Rachel was home alone when the police arrived with guns drawn on the morning of October 22. Detective Ethan Grimes of the Las Vegas Police asked Rachel if she knew why they were there, and he said she calmly told him, “Yes.”
“My friend Nick was arrested about three weeks ago and he called me from jail and told me that the police had done a search warrant on his home,” Rachel said, according to Grimes. She said that she had been watching TMZ and “ ‘they’ [were] saying she [was] a ‘person of interest’ ” in the burglaries of the homes of celebrities, the detective said. Grimes said that when he asked Rachel if she’d been involved in any of the burglaries or been in any of the celebrities’ homes, she said, “No”; and when he asked if the police were going to find any stolen property at her house that day, she said, “No.”

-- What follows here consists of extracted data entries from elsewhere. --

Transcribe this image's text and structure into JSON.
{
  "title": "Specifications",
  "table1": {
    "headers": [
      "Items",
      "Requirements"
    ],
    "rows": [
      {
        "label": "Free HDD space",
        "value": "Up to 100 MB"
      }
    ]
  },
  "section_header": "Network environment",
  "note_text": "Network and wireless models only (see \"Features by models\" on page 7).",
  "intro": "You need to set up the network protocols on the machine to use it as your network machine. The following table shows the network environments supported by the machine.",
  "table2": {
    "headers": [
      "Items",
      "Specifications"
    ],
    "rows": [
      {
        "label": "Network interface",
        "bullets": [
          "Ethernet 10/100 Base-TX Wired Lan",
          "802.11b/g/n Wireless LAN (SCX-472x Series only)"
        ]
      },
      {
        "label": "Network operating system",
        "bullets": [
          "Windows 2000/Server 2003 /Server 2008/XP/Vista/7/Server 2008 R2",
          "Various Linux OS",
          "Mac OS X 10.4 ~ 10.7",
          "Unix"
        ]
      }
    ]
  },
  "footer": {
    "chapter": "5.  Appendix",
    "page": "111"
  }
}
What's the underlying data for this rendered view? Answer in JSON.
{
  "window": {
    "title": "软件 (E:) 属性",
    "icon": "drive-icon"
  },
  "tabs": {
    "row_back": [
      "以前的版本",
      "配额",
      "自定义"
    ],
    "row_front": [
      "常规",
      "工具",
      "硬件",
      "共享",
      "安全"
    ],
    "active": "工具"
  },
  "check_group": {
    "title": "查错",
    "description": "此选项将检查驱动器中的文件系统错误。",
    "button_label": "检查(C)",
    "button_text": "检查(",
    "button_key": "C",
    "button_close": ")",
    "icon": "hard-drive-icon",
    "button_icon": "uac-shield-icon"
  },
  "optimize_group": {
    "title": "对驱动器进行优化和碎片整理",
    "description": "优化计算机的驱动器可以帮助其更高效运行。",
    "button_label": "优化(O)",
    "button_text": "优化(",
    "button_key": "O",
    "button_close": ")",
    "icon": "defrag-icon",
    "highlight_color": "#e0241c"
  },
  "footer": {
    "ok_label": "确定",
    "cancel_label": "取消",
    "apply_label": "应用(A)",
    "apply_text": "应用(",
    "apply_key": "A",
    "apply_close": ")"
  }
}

“While we were waiting for the LAPD detectives,” Grimes wrote in his report of the warrant service, “I had explained to Lee that it appeared that the LAPD had a strong case against her and that her cooperation in helping us recover any of the stolen property might help her in the long run. She said she didn’t know anything about the stolen property. Before the LAPD detectives arrived, she asked me, ‘Hypothetically. Let’s say I might know where this property is located and who has it, how could that help me?’ ”
Grimes said that he told Rachel that detectives on the case were “trying to recover hundreds of thousands of dollars worth of property for these victims,” and that if she could help them locate it, he was sure that “they would definitely say that her cooperation helped them locate it.”
Then, he said, Rachel fell silent, and sat and watched as the police arrived and began to search her father’s home for evidence.
Detectives from Las Vegas and Los Angeles found pairs of “high-end designer jeans,” a custom-made black mink coat, and a box containing less than an ounce of marijuana that Rachel admitted was hers. “I have a prescription for it and bought it in California,” Grimes said she told them.
In a residential trashcan outside the back of the house, Detective Steven Ramirez from Los Angeles found two photos among the trash. They were photographs of Paris Hilton, nude from the waist up. Rachel “saw me bring the photographs in from the outside and put them on the table with the other recovered items,” Ramirez said.
“And did you notice any change in her demeanor from the time when you arrived to the time that those items were pla
ced in front of her?” asked Deputy District Attorney Sarika Kim during Grand Jury proceedings on July 22, 2010.
“She seemed deflated at that point in time,” said Ramirez. “Her shoulders slumped, and she kind of put her head down when she saw me bring those in.”
At that point, police felt they had enough evidence to arrest Rachel, and they did so, handcuffing her.
“If I tell you guys where the stuff is, will you let me go?” Rachel allegedly asked.
Rachel’s father, David Lee, a middle-aged man with a long ponytail, arrived at home while the police were searching his house. “Don’t say anything, Dad,” Rachel allegedly told him.
Meanwhile Officer Craig Dunn of Las Vegas was canvassing the neighbors for information. Dunn reported that he spoke with Judy Shott, a neighbor down the street, who said that “over the past two months she has seen suspicious activity at [Lee’s] residence. Shott said she has seen several Asian subjects loading boxes” into the back of two different pickup trucks, and described one of the subjects as being “a middle-aged Asian male with a long ponytail.” (David Lee did not respond to requests for comment.)
Rachel “wanted to help us get the property back,” Detective Ramirez said, “but. . .she wanted to speak to her attorney.” Between “half a dozen and ten” times, she said she wanted to speak to her attorney.
Police also found a sheet on which “Rachel had written her name out several times, but used different middle names,” reported Detective Grimes. There was another piece of paper, Grimes said, which had “a circle drawn in the middle with line spoking [sic] out from the edge of the circle and at the end of the various spokes were names.” They were the names of the other subjects in the crime ring. Rachel’s name was not on the paper.